Kaum minoritas beragama seperti Ahmadiyah dalam novel Maryam (2012) karya Okky Madasari diceritakan mengalami diskriminasi dan pengusiran. Rumah tempat tinggal mereka yang sah dirusak, dihancurkan dan dibakar. Novela Rumah Jadah (2019) karya Royyan Julian juga berkisah tentang stigma yang melekat pada seorang penganut Syiah sehingga dia gagal menjadi kepala desa. Karya-karya ini menjadi contoh tentang gambaran minoritas yang tidak dapat menjalankan agamanya secara bebas dan tanpa gangguan di negeri ini.
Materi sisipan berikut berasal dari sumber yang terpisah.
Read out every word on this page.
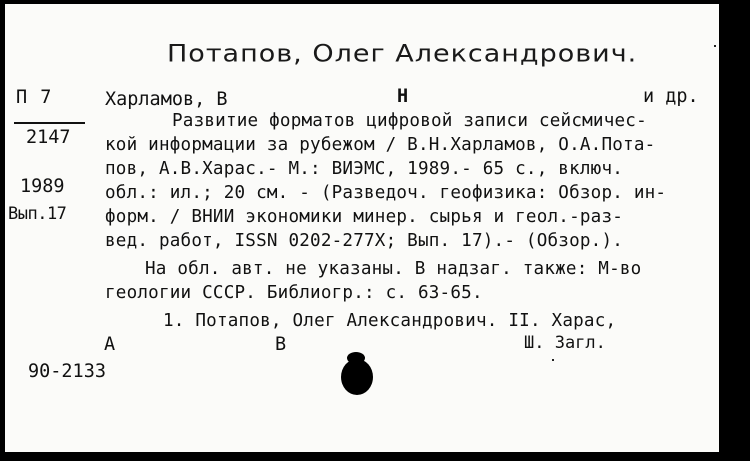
Потапов, Олег Александрович.
П 7
2147
1989
Вып.17
Харламов, В	Н	и др.
Развитие форматов цифровой записи сейсмичес-
кой информации за рубежом / В.Н.Харламов, О.А.Пота-
пов, А.В.Харас.- М.: ВИЭМС, 1989.- 65 с., включ.
обл.: ил.; 20 см. - (Разведоч. геофизика: Обзор. ин-
форм. / ВНИИ экономики минер. сырья и геол.-раз-
вед. работ, ISSN 0202-277X; Вып. 17).- (Обзор.).
На обл. авт. не указаны. В надзаг. также: М-во
геологии СССР. Библиогр.: с. 63-65.
1. Потапов, Олег Александрович. II. Харас,
А	В	Ш. Загл.
90-2133
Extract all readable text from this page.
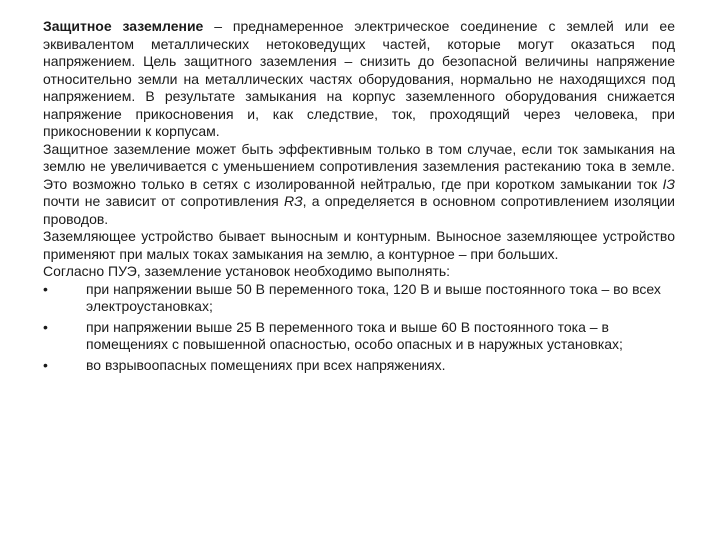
Защитное заземление – преднамеренное электрическое соединение с землей или ее эквивалентом металлических нетоковедущих частей, которые могут оказаться под напряжением. Цель защитного заземления – снизить до безопасной величины напряжение относительно земли на металлических частях оборудования, нормально не находящихся под напряжением. В результате замыкания на корпус заземленного оборудования снижается напряжение прикосновения и, как следствие, ток, проходящий через человека, при прикосновении к корпусам.

Защитное заземление может быть эффективным только в том случае, если ток замыкания на землю не увеличивается с уменьшением сопротивления заземления растеканию тока в земле. Это возможно только в сетях с изолированной нейтралью, где при коротком замыкании ток IЗ почти не зависит от сопротивления RЗ, а определяется в основном сопротивлением изоляции проводов.

Заземляющее устройство бывает выносным и контурным. Выносное заземляющее устройство применяют при малых токах замыкания на землю, а контурное – при больших.

Согласно ПУЭ, заземление установок необходимо выполнять:

•	при напряжении выше 50 В переменного тока, 120 В и выше постоянного тока – во всех электроустановках;
•	при напряжении выше 25 В переменного тока и выше 60 В постоянного тока – в помещениях с повышенной опасностью, особо опасных и в наружных установках;
•	во взрывоопасных помещениях при всех напряжениях.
Persoalan keterpinggiran sosial masyarakat etnis terekam dalam novel Tanah Tabu (2009) karya Anindita S. Thayf. Permasalahan etnisitas berkelindan dengan eksploitasi kapital. Masyarakat suku Dani di Papua bermigrasi karena kehadiran perusahaan tambang yang mengeruk kekayaan dari tanah leluhur mereka. Para perempuan utamanya menjadi korban dari sistem kapital ini. Ketika laki-laki banyak kerja di tambang dan kemudian mereka bermabuk-mabuk yang mengakibatkan kekerasan rumah tangga menjadi meningkat.
Masalah diskriminasi sosial tidak hanya dalam hal etnis dan agama, tetapi juga perbedaan gender. Yonathan Rahardjo dalam novel Taman Api (2011) berkisah tentang kaum waria yang mendapatkan stigma negatif menjadikan mereka terpinggirkan secara sosial. Hal ini memberikan gambaran tentang kompleksitas kehidupan waria yang masih dibalut dengan kekerasan dan diskriminasi karena perbedaan ekspresi dan identitas gender.
Karya-karya sastra multikultural yang mengandung diskriminasi dan marginalisasi semacam ini menghadirkan rasa sakit, duka lara dan pedih luka dari orang-orang yang dianggap berbeda. Pengalaman membaca karya sastra semacam ini membuat pembaca untuk lebih menghargai dan menghormati orang-orang yang berbeda.
Walhasil, sastra multikultural yang berkisah tentang keberhasilan hibriditas budaya dan toleransi mengajarkan kita untuk mensyukuri keindahan dan keunikan bangsa ini. Di sisi lain, sastra multikultural yang bercerita tentang narasi intoleransi menyadarkan kita untuk terus merawat dan mengelola perbedaan secara lebih dewasa demi meminimalisir eskalasi konflik antar kelompok masyarakat agar bisa hidup berdampingan dengan harmonis sebagai sesama warga Indonesia.